Comme toute bonne production, notre film requiert une trame secondaire digne de ce nom. Introduisons ainsi des gangs, qui non contents de s’étendre, se livrent également à des jeux sadiques, chassant les habitants de leurs demeures, pillant, kidnappant, et érigeant des bûchers avec les habitations comme combustible. Et pendant que cette folie fait rage, que fait le gouvernement, me demandez-vous ? Eh bien, il s’adonne à la fête, évidemment.
Un récit qui, bien que digne d’un film d’action hollywoodien, se déroule malheureusement dans le monde réel, illustrant ainsi les abîmes de l’absurdité humaine dans ce théâtre de l’horreur qu’est devenu “Haïtiwood”.
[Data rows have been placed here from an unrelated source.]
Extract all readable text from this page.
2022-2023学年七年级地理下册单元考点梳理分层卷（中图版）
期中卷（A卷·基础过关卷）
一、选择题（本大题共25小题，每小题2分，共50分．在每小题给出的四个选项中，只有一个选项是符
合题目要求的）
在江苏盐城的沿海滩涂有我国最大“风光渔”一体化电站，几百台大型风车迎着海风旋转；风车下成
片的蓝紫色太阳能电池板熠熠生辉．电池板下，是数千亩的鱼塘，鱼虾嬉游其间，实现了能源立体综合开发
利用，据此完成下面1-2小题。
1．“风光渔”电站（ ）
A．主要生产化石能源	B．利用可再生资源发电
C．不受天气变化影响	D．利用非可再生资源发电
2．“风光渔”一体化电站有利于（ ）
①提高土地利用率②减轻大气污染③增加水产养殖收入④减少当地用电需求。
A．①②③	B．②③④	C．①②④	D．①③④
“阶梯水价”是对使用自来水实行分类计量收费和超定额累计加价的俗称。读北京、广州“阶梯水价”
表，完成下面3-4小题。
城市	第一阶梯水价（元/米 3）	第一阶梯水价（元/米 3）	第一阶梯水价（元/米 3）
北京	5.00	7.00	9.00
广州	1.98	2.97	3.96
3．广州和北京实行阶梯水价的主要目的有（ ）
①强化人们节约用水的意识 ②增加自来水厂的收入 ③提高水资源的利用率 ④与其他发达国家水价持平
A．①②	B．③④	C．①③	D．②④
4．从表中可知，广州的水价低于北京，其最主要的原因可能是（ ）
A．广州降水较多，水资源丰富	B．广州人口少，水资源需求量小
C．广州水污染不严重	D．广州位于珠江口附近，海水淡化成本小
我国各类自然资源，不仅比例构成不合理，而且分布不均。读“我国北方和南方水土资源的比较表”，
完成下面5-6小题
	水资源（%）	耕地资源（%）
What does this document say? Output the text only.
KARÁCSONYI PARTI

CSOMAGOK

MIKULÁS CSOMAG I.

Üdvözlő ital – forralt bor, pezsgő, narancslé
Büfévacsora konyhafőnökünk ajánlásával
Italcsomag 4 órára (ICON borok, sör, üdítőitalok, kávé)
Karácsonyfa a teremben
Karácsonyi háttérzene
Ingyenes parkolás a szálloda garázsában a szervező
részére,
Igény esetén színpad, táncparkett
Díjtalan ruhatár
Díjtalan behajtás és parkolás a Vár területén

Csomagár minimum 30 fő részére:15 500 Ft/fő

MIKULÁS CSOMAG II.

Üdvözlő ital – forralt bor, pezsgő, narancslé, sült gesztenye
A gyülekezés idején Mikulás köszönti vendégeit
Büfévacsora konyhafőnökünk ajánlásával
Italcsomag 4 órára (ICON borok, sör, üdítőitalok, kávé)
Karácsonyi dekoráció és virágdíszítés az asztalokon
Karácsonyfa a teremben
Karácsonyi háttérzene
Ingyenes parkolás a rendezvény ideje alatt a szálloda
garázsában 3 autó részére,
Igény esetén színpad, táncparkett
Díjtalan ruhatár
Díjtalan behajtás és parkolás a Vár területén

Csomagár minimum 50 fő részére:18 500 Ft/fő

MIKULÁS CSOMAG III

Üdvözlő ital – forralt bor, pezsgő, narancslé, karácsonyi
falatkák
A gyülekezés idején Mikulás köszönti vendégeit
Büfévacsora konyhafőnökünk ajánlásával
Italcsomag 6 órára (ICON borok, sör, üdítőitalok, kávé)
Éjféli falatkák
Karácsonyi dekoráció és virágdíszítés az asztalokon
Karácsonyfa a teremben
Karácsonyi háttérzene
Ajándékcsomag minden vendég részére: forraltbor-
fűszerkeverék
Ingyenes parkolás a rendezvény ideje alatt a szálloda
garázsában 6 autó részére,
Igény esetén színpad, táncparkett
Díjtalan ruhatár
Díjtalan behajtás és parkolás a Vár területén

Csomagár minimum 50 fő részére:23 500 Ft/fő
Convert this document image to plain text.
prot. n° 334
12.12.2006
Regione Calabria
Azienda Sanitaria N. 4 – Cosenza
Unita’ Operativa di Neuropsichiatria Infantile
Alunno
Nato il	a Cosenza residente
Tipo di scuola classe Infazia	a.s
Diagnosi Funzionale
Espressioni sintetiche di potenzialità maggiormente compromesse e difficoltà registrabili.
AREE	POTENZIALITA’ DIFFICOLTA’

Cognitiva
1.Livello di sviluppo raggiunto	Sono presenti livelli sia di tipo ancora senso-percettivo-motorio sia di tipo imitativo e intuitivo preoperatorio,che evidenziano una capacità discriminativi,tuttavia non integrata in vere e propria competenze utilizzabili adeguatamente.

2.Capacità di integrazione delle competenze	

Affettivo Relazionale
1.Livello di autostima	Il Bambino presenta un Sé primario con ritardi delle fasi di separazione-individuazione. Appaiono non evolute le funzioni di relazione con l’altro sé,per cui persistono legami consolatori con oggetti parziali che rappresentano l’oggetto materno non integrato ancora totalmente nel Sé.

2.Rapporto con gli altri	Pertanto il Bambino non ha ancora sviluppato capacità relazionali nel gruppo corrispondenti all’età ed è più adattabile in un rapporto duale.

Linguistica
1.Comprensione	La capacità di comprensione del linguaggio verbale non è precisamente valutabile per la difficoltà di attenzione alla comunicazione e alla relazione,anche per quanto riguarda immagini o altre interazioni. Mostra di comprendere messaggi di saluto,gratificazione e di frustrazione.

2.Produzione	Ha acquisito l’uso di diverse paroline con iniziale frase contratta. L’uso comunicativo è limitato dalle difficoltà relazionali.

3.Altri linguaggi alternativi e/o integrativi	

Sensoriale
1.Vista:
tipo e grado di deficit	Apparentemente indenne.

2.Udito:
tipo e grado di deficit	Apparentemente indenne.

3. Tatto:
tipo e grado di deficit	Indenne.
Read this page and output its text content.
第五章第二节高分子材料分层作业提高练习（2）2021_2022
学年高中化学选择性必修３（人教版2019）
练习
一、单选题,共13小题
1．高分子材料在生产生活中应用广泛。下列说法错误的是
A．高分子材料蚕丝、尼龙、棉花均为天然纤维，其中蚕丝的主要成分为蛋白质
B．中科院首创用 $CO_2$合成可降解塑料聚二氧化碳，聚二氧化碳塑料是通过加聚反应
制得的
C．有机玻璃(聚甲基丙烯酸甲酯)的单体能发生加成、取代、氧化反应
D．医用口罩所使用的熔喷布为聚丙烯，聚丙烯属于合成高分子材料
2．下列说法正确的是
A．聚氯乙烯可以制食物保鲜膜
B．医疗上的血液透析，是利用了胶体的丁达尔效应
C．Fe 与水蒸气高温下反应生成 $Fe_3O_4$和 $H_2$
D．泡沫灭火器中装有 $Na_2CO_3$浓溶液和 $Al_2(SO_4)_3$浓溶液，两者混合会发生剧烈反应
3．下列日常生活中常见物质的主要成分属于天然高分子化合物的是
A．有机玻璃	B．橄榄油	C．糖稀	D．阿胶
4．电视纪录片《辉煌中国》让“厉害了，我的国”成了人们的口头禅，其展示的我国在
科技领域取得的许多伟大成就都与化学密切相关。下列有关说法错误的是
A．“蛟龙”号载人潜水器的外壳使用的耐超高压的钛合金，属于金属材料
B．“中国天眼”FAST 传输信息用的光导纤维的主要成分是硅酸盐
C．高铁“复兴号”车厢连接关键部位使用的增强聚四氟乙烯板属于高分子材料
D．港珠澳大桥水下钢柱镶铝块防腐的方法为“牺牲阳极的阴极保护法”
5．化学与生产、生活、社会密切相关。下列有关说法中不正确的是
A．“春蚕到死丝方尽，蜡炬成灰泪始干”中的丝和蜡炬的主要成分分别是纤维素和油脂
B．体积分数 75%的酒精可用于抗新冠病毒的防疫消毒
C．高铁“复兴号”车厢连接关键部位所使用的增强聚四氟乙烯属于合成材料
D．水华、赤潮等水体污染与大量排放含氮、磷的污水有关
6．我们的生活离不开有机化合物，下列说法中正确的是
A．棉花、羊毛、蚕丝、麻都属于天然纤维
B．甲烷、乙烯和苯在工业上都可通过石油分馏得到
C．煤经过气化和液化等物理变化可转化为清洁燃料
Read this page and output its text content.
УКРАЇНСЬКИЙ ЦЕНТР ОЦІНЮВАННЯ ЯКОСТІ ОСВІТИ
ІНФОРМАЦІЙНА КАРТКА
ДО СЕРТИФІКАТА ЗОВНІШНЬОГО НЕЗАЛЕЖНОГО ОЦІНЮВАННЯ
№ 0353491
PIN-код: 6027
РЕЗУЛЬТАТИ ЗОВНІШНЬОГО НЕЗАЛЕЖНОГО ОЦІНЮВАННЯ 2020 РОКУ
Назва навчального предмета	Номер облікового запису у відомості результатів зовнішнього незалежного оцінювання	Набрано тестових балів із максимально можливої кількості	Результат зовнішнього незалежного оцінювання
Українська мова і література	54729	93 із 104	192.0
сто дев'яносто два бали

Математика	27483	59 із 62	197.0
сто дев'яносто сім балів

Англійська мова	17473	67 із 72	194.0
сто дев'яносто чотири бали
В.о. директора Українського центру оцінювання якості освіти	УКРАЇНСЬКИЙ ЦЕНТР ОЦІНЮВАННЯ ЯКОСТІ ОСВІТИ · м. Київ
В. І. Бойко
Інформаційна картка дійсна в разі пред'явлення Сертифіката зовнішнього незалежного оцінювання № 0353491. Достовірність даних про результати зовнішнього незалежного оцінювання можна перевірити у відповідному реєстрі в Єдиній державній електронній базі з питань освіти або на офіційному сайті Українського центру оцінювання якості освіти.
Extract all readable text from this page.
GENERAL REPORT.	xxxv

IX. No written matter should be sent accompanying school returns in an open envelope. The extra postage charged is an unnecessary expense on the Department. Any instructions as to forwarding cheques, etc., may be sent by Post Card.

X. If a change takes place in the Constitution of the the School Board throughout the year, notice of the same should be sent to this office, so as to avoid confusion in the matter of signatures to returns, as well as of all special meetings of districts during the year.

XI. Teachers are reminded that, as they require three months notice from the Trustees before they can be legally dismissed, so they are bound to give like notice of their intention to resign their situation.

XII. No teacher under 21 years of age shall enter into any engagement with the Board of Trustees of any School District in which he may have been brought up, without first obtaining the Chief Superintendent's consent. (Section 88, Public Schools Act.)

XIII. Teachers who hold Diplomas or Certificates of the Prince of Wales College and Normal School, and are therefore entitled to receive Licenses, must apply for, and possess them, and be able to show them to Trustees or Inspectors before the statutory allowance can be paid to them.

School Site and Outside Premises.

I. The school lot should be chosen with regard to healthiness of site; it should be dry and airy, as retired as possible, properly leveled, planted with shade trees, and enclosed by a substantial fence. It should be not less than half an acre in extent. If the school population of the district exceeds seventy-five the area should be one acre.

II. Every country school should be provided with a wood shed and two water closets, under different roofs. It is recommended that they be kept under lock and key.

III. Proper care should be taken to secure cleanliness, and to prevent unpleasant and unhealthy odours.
Ah, et pour accentuer l’absurdité, introduisons Emmelie Prophète Milcé, une romancière qui troque sa plume pour le marteau de la Justice en tant que ministre de la Justice et de la Sécurité publique. Elle, qui avoue sans détour l’existence de ”territoires perdues” aux mains des gangs, mais qui, curieusement, est tout à fait disposée à encaisser son salaire malgré ses aveux d’incapacité. C’est comme si J.K. Rowling était soudainement propulsée à la tête de Scotland Yard. Même si Emmelie Prophète Milcé a écrit sur la brutale réalité des gangs, elle semble parfois confondre la réalité avec les pages de ses livres.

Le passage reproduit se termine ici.